Both functions take some modules (configuration files) as input and set up the necessary environment with some default settings, like allowing unfree packages and passing through important variables (inputs, config, etc.).

modules/config/

This defines a configuration schema or template for managing various aspects of the system:

  1. people: Creates records for user accounts, their SSH keys, emails, etc.
  2. services: Creates records for various services with their domains, hostnames, SSL certificates, etc.
  3. machines: Creates records for different devices with their mount points, IP addresses, and storage configurations
  4. aesthetics: Creates records for visual appearance settings like fonts, colours, and cursor properties

It's essentially creating a structured way to organize abstracted configuration data that is declared in multiple places throughout the system configuration.

modules/home/

This defines home environment configurations for different users across different machines in a multi-user, multi-device setup. It's using NixOS's home-manager functionality to manage user-specific configurations. Essentially, this is a configuration file that determines which software and configurations each user gets on each machine, allowing for personalized but reproducible user environments across the system.

modules/nixos/

This defines a set of NixOS modules that are used to configure different systems. Each system has its own set of module imports that define what features or services are enabled on that system, as well as some shared modules. The file uses a helper function directoryImport (imported from ../helpers.nix) to import all the module definitions from the current directory. This allows for modular system configuration where different machines can easily inherit different sets of features and services. These modules are used in the flake.

parts/

This defines the development environment configuration for the project, which includes:

  1. devshells: Creates a default development shell with several development tools.
  2. pre-commit: Creates pre-commit hooks that run before git commits.

This setup ensures that anyone working on this project has access to the same development tools and follows the same code formatting and commit message standards.

profiles/

This defines NIxOS user configurations and their respective homes. Each profile is designed to be imported into each system configuration via the flake, with different settings and tools based on the user's needs and preferences. It also uses systemd.tmpfiles to declare custom home folder structures.

secrets/

This contains encrypted secrets and credentials using sops-nix. This is a security-sensitive file that should be handled carefully as it contains encrypted credentials for multiple services and systems.

systems/

This defines the system configurations for different machines.
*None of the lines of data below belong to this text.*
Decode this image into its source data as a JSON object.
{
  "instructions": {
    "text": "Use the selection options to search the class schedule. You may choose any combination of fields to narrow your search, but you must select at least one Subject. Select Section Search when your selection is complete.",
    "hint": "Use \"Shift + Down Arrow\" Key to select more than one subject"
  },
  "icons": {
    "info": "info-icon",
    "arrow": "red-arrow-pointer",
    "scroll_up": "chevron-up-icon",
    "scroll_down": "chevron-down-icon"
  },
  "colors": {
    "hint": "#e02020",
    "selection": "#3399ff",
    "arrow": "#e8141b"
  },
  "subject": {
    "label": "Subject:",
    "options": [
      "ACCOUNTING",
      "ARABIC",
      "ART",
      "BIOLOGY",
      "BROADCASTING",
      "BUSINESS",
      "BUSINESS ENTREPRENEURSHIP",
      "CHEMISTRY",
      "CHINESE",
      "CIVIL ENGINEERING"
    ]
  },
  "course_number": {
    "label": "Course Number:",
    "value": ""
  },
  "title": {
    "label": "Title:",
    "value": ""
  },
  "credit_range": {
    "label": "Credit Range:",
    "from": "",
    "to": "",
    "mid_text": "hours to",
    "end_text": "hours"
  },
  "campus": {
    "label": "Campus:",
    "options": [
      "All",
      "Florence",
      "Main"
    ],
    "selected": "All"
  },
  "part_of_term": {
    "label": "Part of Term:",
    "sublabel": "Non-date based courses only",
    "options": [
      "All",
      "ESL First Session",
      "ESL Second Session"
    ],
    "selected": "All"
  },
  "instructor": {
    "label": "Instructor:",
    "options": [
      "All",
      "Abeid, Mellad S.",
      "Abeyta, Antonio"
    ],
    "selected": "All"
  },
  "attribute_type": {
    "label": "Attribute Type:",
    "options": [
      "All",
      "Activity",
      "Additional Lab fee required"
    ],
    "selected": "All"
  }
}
Each machine has similar configuration structure but with specific customizations. The system naming schema follows a celestial convention, with desktops being named after planets, laptops after moons, and servers after dwarf planets. The fileSystems configurations include helper functions for easily configuring mounts for internal storage, Synology, and samba drives.

templates/

This defines flake-based development environment templates for projects written in different programming languages, such as Elm and Haskell. This setup also makes use of devshells and is designed for developers who want to quickly bootstrap projects with a complete development environment using Nix for reproducibility and dependency management.

flake.nix

This defines the core of the NixOS configuration using helper functions from lib/, which is organized as a flake-parts-based structure for better modularity:

  1. inputs: Declares all external dependencies including, such as core Nix components (nixpkgs, flake-parts, systems) and user environment components (home-manager, sops-nix).
  2. outputs: Uses flake-parts to organize system configurations for multiple machines (mars, venus, deimos, charon, and ceres) and shared modules (core, mantle, crust) imported across systems.

Each system imports specialized modules and user profiles based on its intended purpose and users, creating a flexible but consistent configuration framework across multiple machines.